Assistants familiaux : un métier pas comme les autres

Publié le 07/04/2015

Dans l’Aube, de nombreuses familles accueillent à leur domicile des enfants ayant vécu une situation très difficile. Leur mission ? Donner une chance à ces futurs citoyens de s’en sortir dans la vie. Aujourd’hui, les assistants familiaux souhaitent être reconnus comme des travailleurs sociaux à part entière.

 Delphine PhotoThierry Nectoux 
 En vingt ans, Delphine a accueilli 60 enfants
âgés de 2 à 17 ans. 
 

« On ne devient pas assistant familial par hasard ou par défaut.

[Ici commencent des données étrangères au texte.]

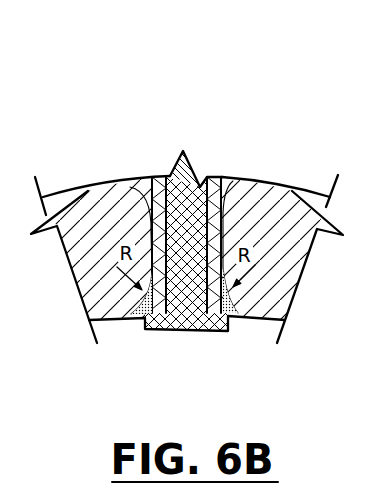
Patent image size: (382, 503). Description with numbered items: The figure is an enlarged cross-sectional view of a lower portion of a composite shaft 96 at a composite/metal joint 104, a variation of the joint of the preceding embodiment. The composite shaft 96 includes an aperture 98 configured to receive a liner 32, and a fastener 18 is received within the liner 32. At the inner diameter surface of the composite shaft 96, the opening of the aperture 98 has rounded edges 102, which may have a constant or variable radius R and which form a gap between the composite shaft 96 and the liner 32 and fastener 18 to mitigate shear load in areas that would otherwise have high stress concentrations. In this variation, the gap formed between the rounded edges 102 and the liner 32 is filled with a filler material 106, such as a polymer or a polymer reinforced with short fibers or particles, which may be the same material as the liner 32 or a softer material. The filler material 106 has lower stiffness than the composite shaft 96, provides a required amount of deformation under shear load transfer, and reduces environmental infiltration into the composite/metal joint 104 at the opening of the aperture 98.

The composite/metal joint 104 is at (137, 100).
The aperture 98 is at (163, 178).
The composite shaft 96 is at (267, 203).
The fastener 18 is at (199, 259).
The liner 32 is at (213, 177).
The rounded edges 102 is at (168, 329).
The filler material 106 is at (220, 332).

Notre métier, tout le monde ne peut pas le faire. » Delphine (photo), est employée par le service de l’aide sociale à l’enfance du conseil général de l’Aube comme assistante familiale. Au cours des vingt dernières années, elle a accueilli chez elle 60 enfants âgés de 2 à 17 ans, tous soumis à une mesure de placement judiciaire ou administrative. Un choix qui s’est décidé et préparé en famille. « Accueillir à son domicile un enfant qui a vécu une situation difficile [carence affective, maltraitance, violences sexuelles, etc.] nous engage bien au-delà de notre propre personne. »

Avec le temps, Delphine a tissé des liens parfois très forts avec les enfants accueillis, dont beaucoup restent en contact avec elle après leur départ. « On fait ce métier pour qu’ils s’en sortent, pour les aider à [re]trouver un équilibre et à devenir autonomes. En signant un contrat d’accueil, on s’engage à fournir des comptes sur la santé, la scolarité, l’insertion sociale ou professionnelle des enfants. Nous sommes responsables d’eux, de leur éducation et de leur bien-être au quotidien. Alors, forcément, on s’attache à eux, d’autant plus lorsqu’on les accueille petits. Mais nous devons toujours avoir à l’esprit que ce ne sont pas nos enfants. »

Savoir garder sa place, trouver la bonne distance. C’est là toute la difficulté pour ces travailleurs sociaux. « La formation préalable à l’accueil du premier enfant et les formations obligatoires, effectuées dans les trois premières années d’activité, comportent de nombreux aspects qui touchent à la psychologie, la parole de l’enfant, les cas spécifiques… mais personne ne nous apprend comment doser l’attachement. » Si l’assistant doit être capable d’évaluer ce qu’il pourra supporter émotionnellement, la théorie ne colle pas toujours à la pratique. « Nous accueillons des enfants cabossés, abîmés. La normalité n’existe pas. Il faut gérer les situations de violences, savoir accompagner les révélations qui nous sont faites par les enfants. »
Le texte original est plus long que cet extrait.